She specifically commented

Because of the IMO regulation, we expect a stronger gasoil (S<0.5 wt %) and a weaker high-sulphur fuel oil (HSFO) crack (the price difference to crude), meaning wider light-heavy and sweet-sour differentials, which in turn translate to knock on effect on crude price differentials.

In addition, research director Angus Rodger noted that upstream producers of sour crudes could face many challenges with the IMO 2020 sulphur cap comes into force. Saudi Arabia, Iraq and Russia should expect the decrease of sour crudes' value.

He continued that these countries are amongst the lowest global producers, and although there is a possibility of the revenue being negatively affected, it will not directly influence field breakevens or output.

Thus, he highlighted that the impact will be most likely felt more by the top five global sour crude producers as Canada.

Additionally, the sulphur cap implementation will boost countries as the US and Brazil as they produce large quantities of heavy-sweet and light-sweet crudes respectively.

Moreover, research director Nicholas Browne noted that the sulphur cap will affect LNG in two ways:

  1. Shipping;
  2. Contracting.

He highlighted that the first impact is on LNG bunkering, as it is expected for it to reach 9 mmtpa by 2025.

The second concerns the value of LNG within contracts.

The Japanese crude cocktail is used for around 40% of LNG contracts.
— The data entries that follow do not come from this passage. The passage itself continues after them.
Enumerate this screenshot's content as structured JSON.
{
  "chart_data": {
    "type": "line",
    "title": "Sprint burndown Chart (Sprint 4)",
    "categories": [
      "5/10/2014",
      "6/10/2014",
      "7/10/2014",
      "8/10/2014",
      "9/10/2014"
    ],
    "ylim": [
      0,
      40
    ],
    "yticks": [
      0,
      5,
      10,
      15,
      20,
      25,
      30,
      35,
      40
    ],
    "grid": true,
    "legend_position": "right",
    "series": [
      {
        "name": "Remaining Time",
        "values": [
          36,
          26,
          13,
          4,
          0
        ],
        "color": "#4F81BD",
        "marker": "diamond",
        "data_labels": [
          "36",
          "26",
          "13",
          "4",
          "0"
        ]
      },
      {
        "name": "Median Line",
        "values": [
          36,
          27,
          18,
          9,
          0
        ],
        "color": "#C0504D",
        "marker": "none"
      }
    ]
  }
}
Its value will fall relative to Brent. For North East Asian buyers this could mean a saving of approximately US$2.5 billion in 2020 alone.
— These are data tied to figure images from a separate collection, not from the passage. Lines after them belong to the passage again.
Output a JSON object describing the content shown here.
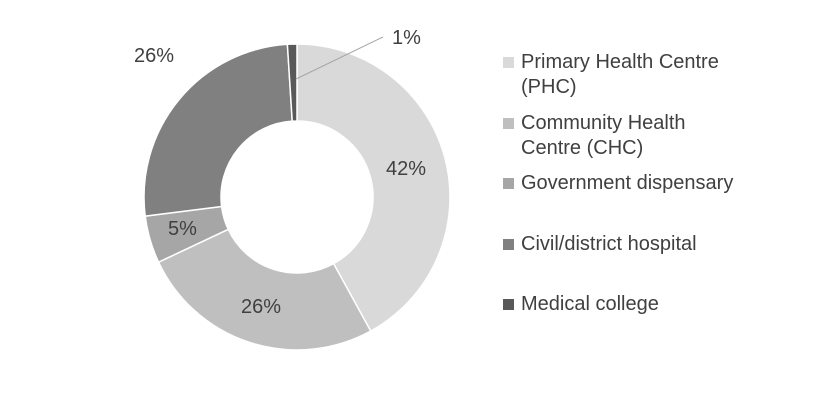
{
  "chart_data": {
    "type": "pie",
    "donut": true,
    "slices": [
      {
        "label": "Primary Health Centre (PHC)",
        "value": 42,
        "display": "42%",
        "color": "#d9d9d9"
      },
      {
        "label": "Community Health Centre (CHC)",
        "value": 26,
        "display": "26%",
        "color": "#bfbfbf"
      },
      {
        "label": "Government dispensary",
        "value": 5,
        "display": "5%",
        "color": "#a6a6a6"
      },
      {
        "label": "Civil/district hospital",
        "value": 26,
        "display": "26%",
        "color": "#808080"
      },
      {
        "label": "Medical college",
        "value": 1,
        "display": "1%",
        "color": "#595959"
      }
    ],
    "legend_position": "right"
  }
}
Continuing, Rohan Kendall, principal analyst, addressed that the impact of the sulphur cap on ocean freight means higher cost for bulks.

As Mr Kendall noted

Ocean freight is where the largest impact from IMO 2020 regulations lie for bulk commodities. Limited uptake of scrubber installation so far and a limited availability of VLSFO will mean most bulk carriers switch to higher priced diesel for compliance.
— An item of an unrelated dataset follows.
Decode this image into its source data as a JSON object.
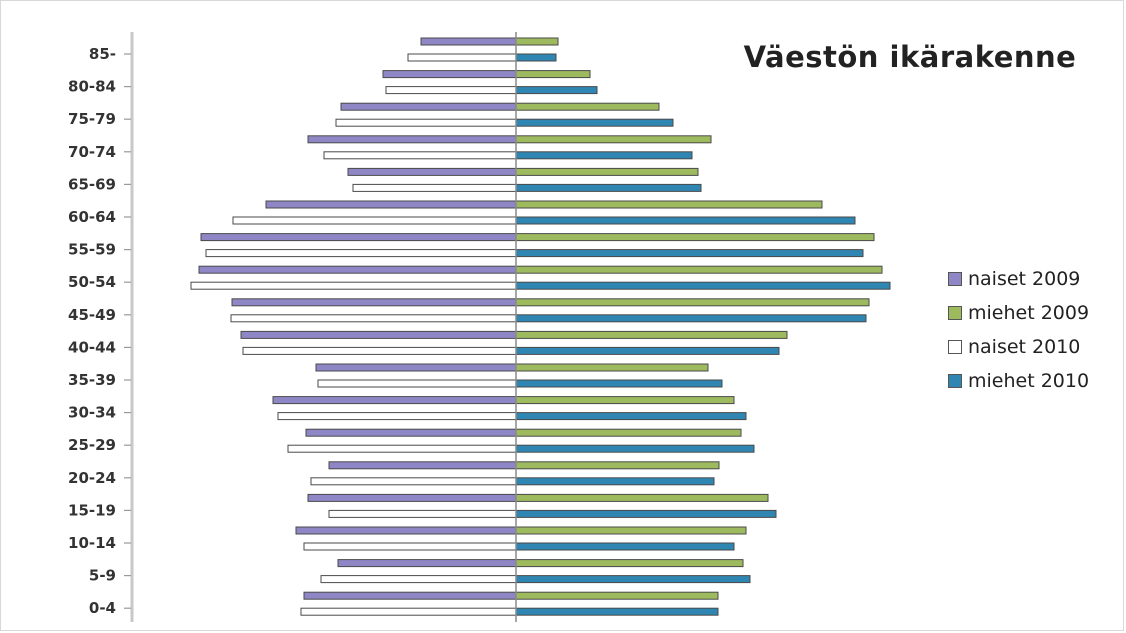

Iron ore shipments from Brazil to China will experience significant increases because of the distant voyage. Also, similarly, freight from Australia and Indonesia to North Asia will increase by between US$1.7/tonne and US$2.9/tonne.

Diesel price increases will only lead to a US27cents/tonne (1.3%) increase in average FOB costs for iron ore mines. However, the impact will not be evenly spread. Mines that use trucking for long-distance transport, have diesel-fired power generation, or have a high ratio of material moved to marketable production will be affected most.

He concluded that, Indonesia's thermal coal will see its cost making a leap upwards in comparison to Australia. This is because Indonesian mines almost exclusively use diesel powered mining equipment, have long truck hauls to barge ports, and utilize diesel powered barges for river based transport. Australia, on the other hand, has a higher proportion of electrified mining equipment and conveyors.